Fig. 2: Transdisciplinary trust research. | Humanities and Social Sciences Communications

Fig. 2: Transdisciplinary trust research.

From: A call for transdisciplinary trust research in the artificial intelligence era

Fig. 2

A Transdisciplinary Research Agenda. Transdisciplinarity emphasizes collaboration between scientists and stakeholders, integrating knowledge to address grand challenges and producing practical solutions for society and science. The figure shows examples of major stakeholders and relevant scientific disciplines, though these are not exhaustive. B Transdisciplinary Research Framework. The transdisciplinary framework considers societal advancement and scientific progression as knowledge-focused systems providing input into a knowledge-integration system, each undergoing three stages: problem, discourse, and result. Guided by ongoing discourses between stakeholders and scientists, this process unfolds in three phases: problem formation, production of new, connectable knowledge, and transdisciplinary integration. Across these phases, two distinct transdisciplinary pathways unfold, encompassing a real-world pathway prioritizing practical societal solutions and an intra-scientific pathway aimed at empirical study and discovery. At the core of the framework, new, connectable knowledge is developed and implemented across five key elements of trust: trustworthiness, risk, user, sphere, and terrain. The user is the central focus of the framework, playing a key role in the discourses on both societal and scientific knowledge. Societal knowledge encompasses stakeholders’ practices and criteria for evaluating AI’s impact on societal trust, assessed across various ecological layers (e.g., individual, relationship, community).

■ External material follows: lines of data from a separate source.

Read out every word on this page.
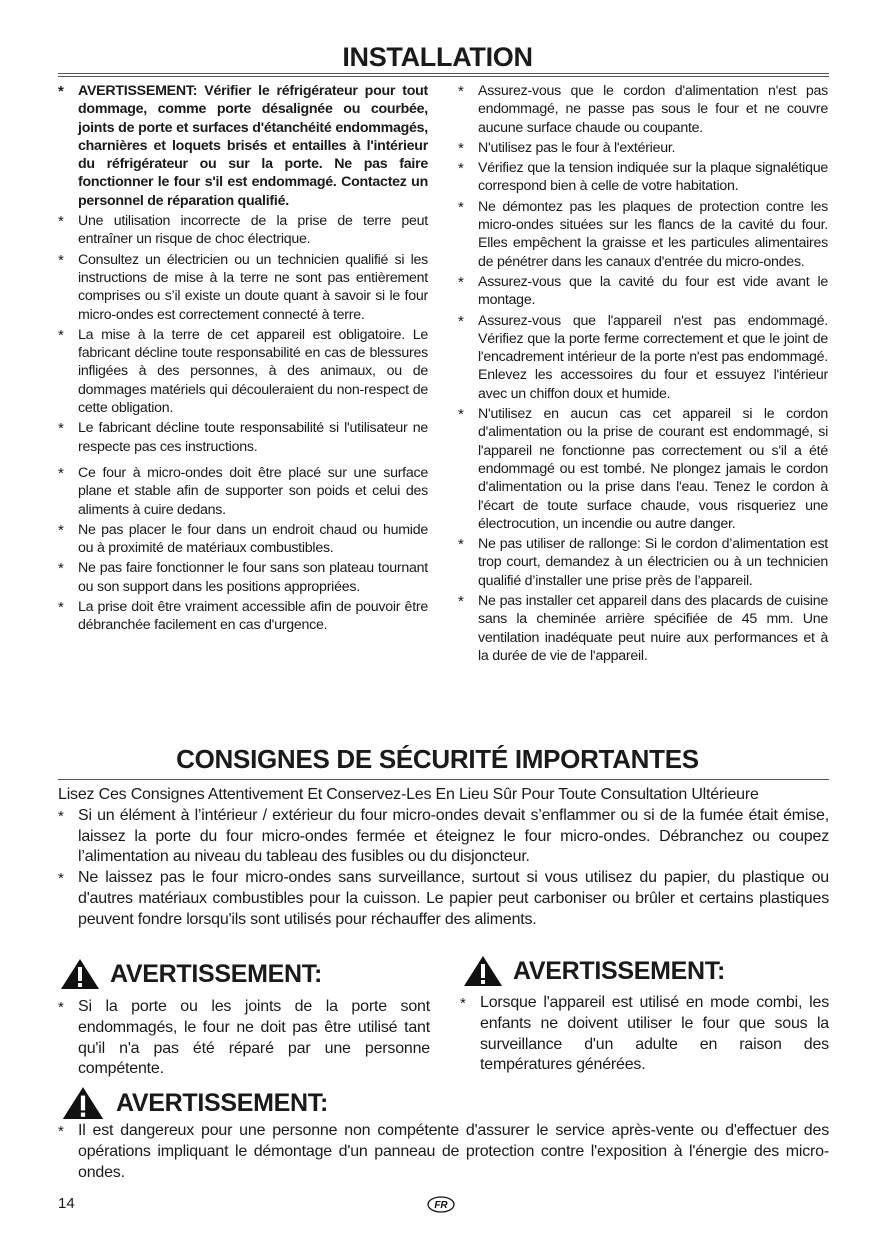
INSTALLATION
* AVERTISSEMENT: Vérifier le réfrigérateur pour tout dommage, comme porte désalignée ou courbée, joints de porte et surfaces d'étanchéité endommagés, charnières et loquets brisés et entailles à l'intérieur du réfrigérateur ou sur la porte. Ne pas faire fonctionner le four s'il est endommagé. Contactez un personnel de réparation qualifié.
* Une utilisation incorrecte de la prise de terre peut entraîner un risque de choc électrique.
* Consultez un électricien ou un technicien qualifié si les instructions de mise à la terre ne sont pas entièrement comprises ou s’il existe un doute quant à savoir si le four micro-ondes est correctement connecté à terre.
* La mise à la terre de cet appareil est obligatoire. Le fabricant décline toute responsabilité en cas de blessures infligées à des personnes, à des animaux, ou de dommages matériels qui découleraient du non-respect de cette obligation.
* Le fabricant décline toute responsabilité si l'utilisateur ne respecte pas ces instructions.
* Ce four à micro-ondes doit être placé sur une surface plane et stable afin de supporter son poids et celui des aliments à cuire dedans.
* Ne pas placer le four dans un endroit chaud ou humide ou à proximité de matériaux combustibles.
* Ne pas faire fonctionner le four sans son plateau tournant ou son support dans les positions appropriées.
* La prise doit être vraiment accessible afin de pouvoir être débranchée facilement en cas d'urgence.
* Assurez-vous que le cordon d'alimentation n'est pas endommagé, ne passe pas sous le four et ne couvre aucune surface chaude ou coupante.
* N'utilisez pas le four à l'extérieur.
* Vérifiez que la tension indiquée sur la plaque signalétique correspond bien à celle de votre habitation.
* Ne démontez pas les plaques de protection contre les micro-ondes situées sur les flancs de la cavité du four. Elles empêchent la graisse et les particules alimentaires de pénétrer dans les canaux d'entrée du micro-ondes.
* Assurez-vous que la cavité du four est vide avant le montage.
* Assurez-vous que l'appareil n'est pas endommagé. Vérifiez que la porte ferme correctement et que le joint de l'encadrement intérieur de la porte n'est pas endommagé. Enlevez les accessoires du four et essuyez l'intérieur avec un chiffon doux et humide.
* N'utilisez en aucun cas cet appareil si le cordon d'alimentation ou la prise de courant est endommagé, si l'appareil ne fonctionne pas correctement ou s'il a été endommagé ou est tombé. Ne plongez jamais le cordon d'alimentation ou la prise dans l'eau. Tenez le cordon à l'écart de toute surface chaude, vous risqueriez une électrocution, un incendie ou autre danger.
* Ne pas utiliser de rallonge: Si le cordon d’alimentation est trop court, demandez à un électricien ou à un technicien qualifié d’installer une prise près de l’appareil.
* Ne pas installer cet appareil dans des placards de cuisine sans la cheminée arrière spécifiée de 45 mm. Une ventilation inadéquate peut nuire aux performances et à la durée de vie de l'appareil.
CONSIGNES DE SÉCURITÉ IMPORTANTES
Lisez Ces Consignes Attentivement Et Conservez-Les En Lieu Sûr Pour Toute Consultation Ultérieure
* Si un élément à l’intérieur / extérieur du four micro-ondes devait s’enflammer ou si de la fumée était émise, laissez la porte du four micro-ondes fermée et éteignez le four micro-ondes. Débranchez ou coupez l’alimentation au niveau du tableau des fusibles ou du disjoncteur.
* Ne laissez pas le four micro-ondes sans surveillance, surtout si vous utilisez du papier, du plastique ou d'autres matériaux combustibles pour la cuisson. Le papier peut carboniser ou brûler et certains plastiques peuvent fondre lorsqu'ils sont utilisés pour réchauffer des aliments.
AVERTISSEMENT:
* Si la porte ou les joints de la porte sont endommagés, le four ne doit pas être utilisé tant qu'il n'a pas été réparé par une personne compétente.
AVERTISSEMENT:
* Lorsque l'appareil est utilisé en mode combi, les enfants ne doivent utiliser le four que sous la surveillance d'un adulte en raison des températures générées.
AVERTISSEMENT:
* Il est dangereux pour une personne non compétente d'assurer le service après-vente ou d'effectuer des opérations impliquant le démontage d'un panneau de protection contre l'exposition à l'énergie des micro-ondes.
14	FR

Scientific knowledge encompasses scientists’ methods and theories for researching trust in AI, examined across various measurement levels (e.g., biological, neural, physiological). Trustworthiness and sphere are grounded in the societal knowledge system: Trustworthiness is essential for addressing societal challenges, as perceptions of AI’s reliability significantly influence its acceptance and effectiveness. Sphere, integral to societal praxis, refers to various trust interactions within ecological layers that AI technologies impact. Risk and terrain are grounded in the scientific knowledge system: Risk is integral to the scientific challenge of AI development, encompassing unforeseen dangers and potential adverse outcomes that require thorough scientific assessment and exploration. Terrain, a critical aspect of scientific praxis, refers to various environments where AI technologies are applied.